O tempo frio e a volta dos grandes eventos também favorecem o cenário, aponta a diretora. Outro fator defendido por ela é a facilidade da oferta de testes, que faz com que muitas pessoas façam mais de um exame durante o período de infecção. “Nos dados, eles aparecem como novas infecções, mas na verdade são aquelas pessoas que refazem o teste até dar negativo. Sem falar a quantidade de moradores que são de outros municípios”, pontua.

A diretora destaca, ainda, que o agravamento da doença no município segue em queda.

“Nesta quarta-feira (15) temos 14 pacientes internados na rede municipal, a maioria em enfermaria. Nas últimas 24 horas, não tivemos nenhum. Para efeitos de comparação, já chegamos a ter 55 óbitos por dia, quando estávamos no auge da pandemia, em março do ano passado”, afirma.

Em Goiás, cidades como Pirenópolis, Jussara e Campos Belos, retomaram a proteção após observar alta nos casos. Em algumas capitais, como Belo Horizonte (MG), a volta do acessório também já é realidade.

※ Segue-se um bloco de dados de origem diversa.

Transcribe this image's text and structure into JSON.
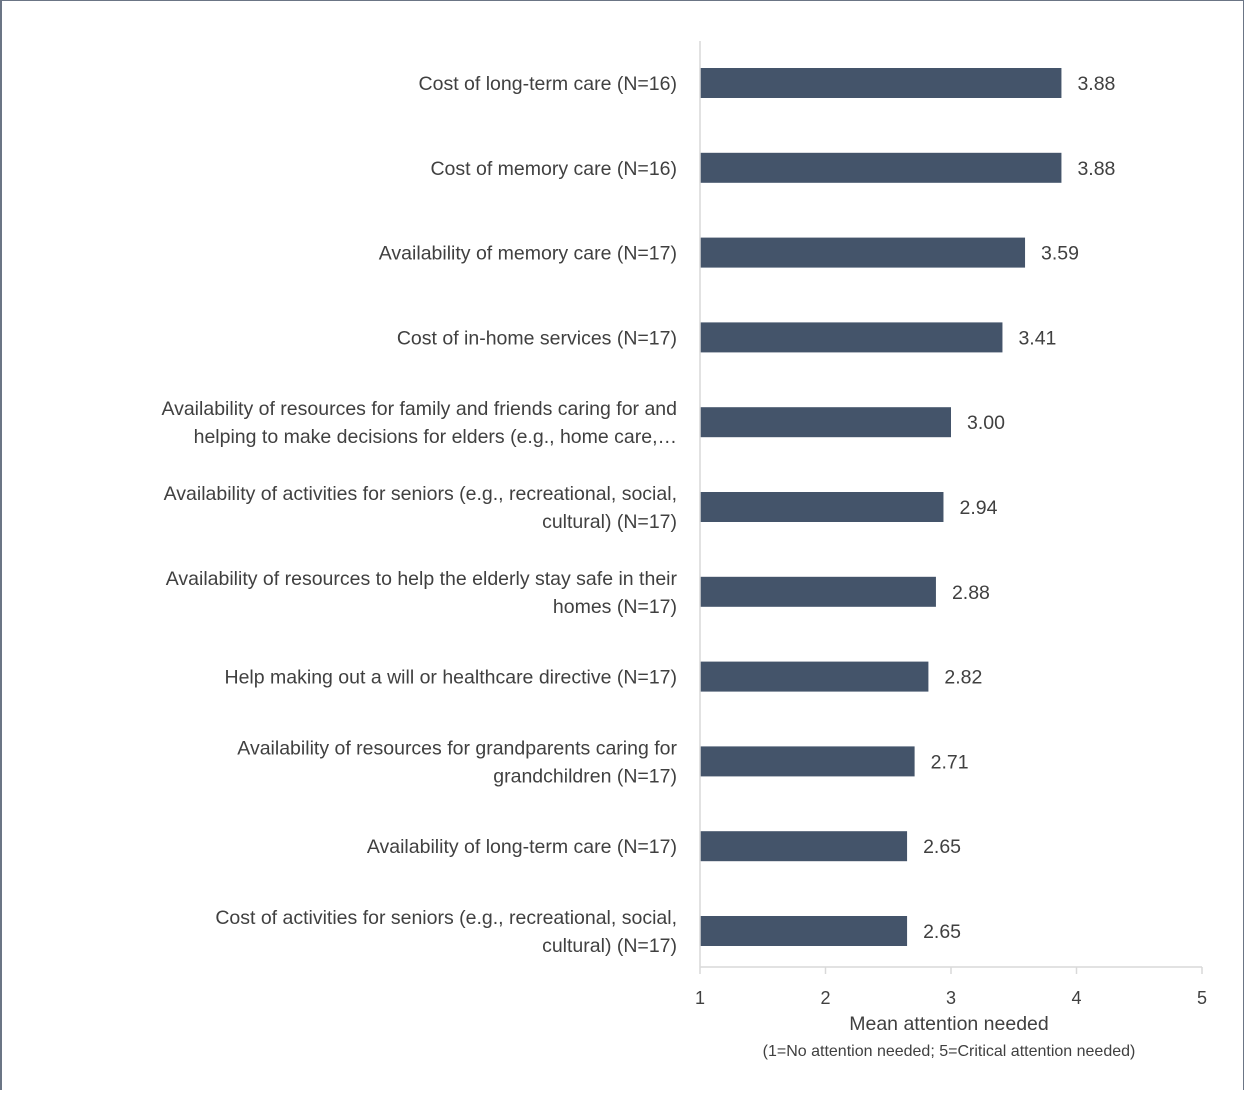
{
  "chart_data": {
    "type": "bar",
    "orientation": "horizontal",
    "categories": [
      [
        "Cost of long-term care (N=16)"
      ],
      [
        "Cost of memory care (N=16)"
      ],
      [
        "Availability of memory care (N=17)"
      ],
      [
        "Cost of in-home services (N=17)"
      ],
      [
        "Availability of resources for family and friends caring for and",
        "helping to make decisions for elders (e.g., home care,…"
      ],
      [
        "Availability of activities for seniors (e.g., recreational, social,",
        "cultural) (N=17)"
      ],
      [
        "Availability of resources to help the elderly stay safe in their",
        "homes (N=17)"
      ],
      [
        "Help making out a will or healthcare directive (N=17)"
      ],
      [
        "Availability of resources for grandparents caring for",
        "grandchildren (N=17)"
      ],
      [
        "Availability of long-term care (N=17)"
      ],
      [
        "Cost of activities for seniors (e.g., recreational, social,",
        "cultural) (N=17)"
      ]
    ],
    "values": [
      3.88,
      3.88,
      3.59,
      3.41,
      3.0,
      2.94,
      2.88,
      2.82,
      2.71,
      2.65,
      2.65
    ],
    "value_labels": [
      "3.88",
      "3.88",
      "3.59",
      "3.41",
      "3.00",
      "2.94",
      "2.88",
      "2.82",
      "2.71",
      "2.65",
      "2.65"
    ],
    "xlim": [
      1,
      5
    ],
    "xticks": [
      1,
      2,
      3,
      4,
      5
    ],
    "xlabel": "Mean attention needed",
    "xlabel_note": "(1=No attention needed; 5=Critical attention needed)",
    "bar_color": "#44546a",
    "axis_color": "#d9d9d9",
    "grid": false,
    "legend": "none"
  }
}
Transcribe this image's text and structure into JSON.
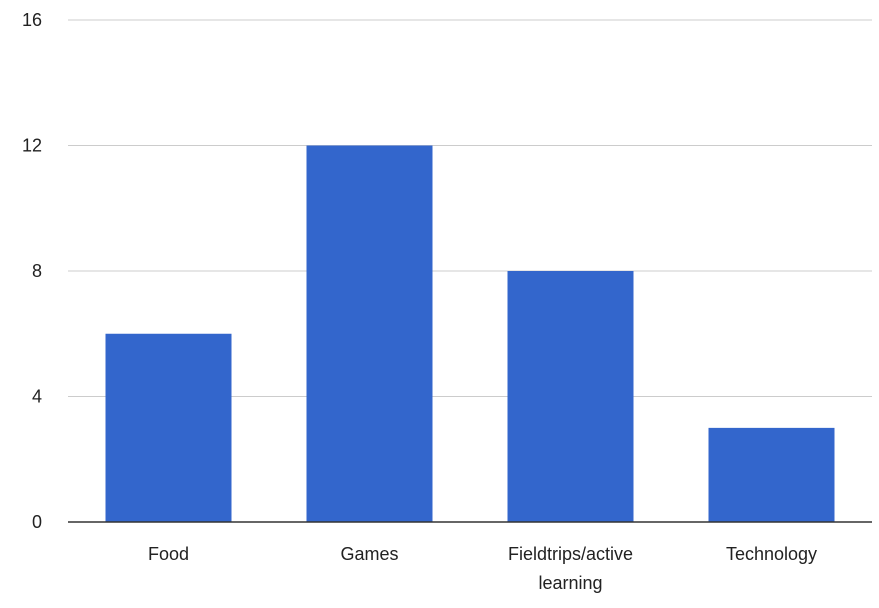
{
  "chart_data": {
    "type": "bar",
    "categories": [
      "Food",
      "Games",
      "Fieldtrips/active learning",
      "Technology"
    ],
    "category_label_lines": [
      [
        "Food"
      ],
      [
        "Games"
      ],
      [
        "Fieldtrips/active",
        "learning"
      ],
      [
        "Technology"
      ]
    ],
    "values": [
      6,
      12,
      8,
      3
    ],
    "ylim": [
      0,
      16
    ],
    "yticks": [
      "0",
      "4",
      "8",
      "12",
      "16"
    ],
    "grid": true,
    "legend": "none",
    "colors": {
      "bar": "#3366cc",
      "grid": "#cccccc",
      "axis": "#333333",
      "text": "#222222"
    }
  }
}
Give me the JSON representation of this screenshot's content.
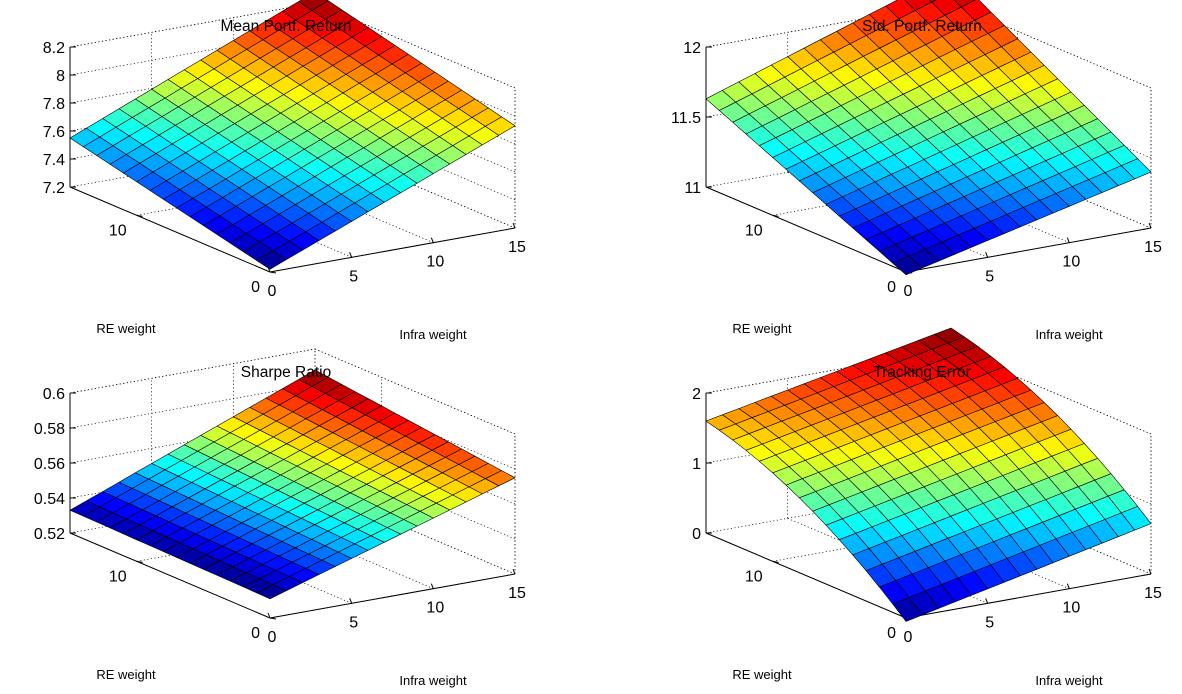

Todavia, até o momento, a SMS não discute o assunto e não tem previsão para que a medida seja retomada.

“O que temos é a recomendação, com nota técnica da secretaria em vigência desde que saiu o decreto de flexibilização do uso. Indicamos que pessoas com sintomas, em locais fechados e com aglomeração continuem utilizando”, comunica.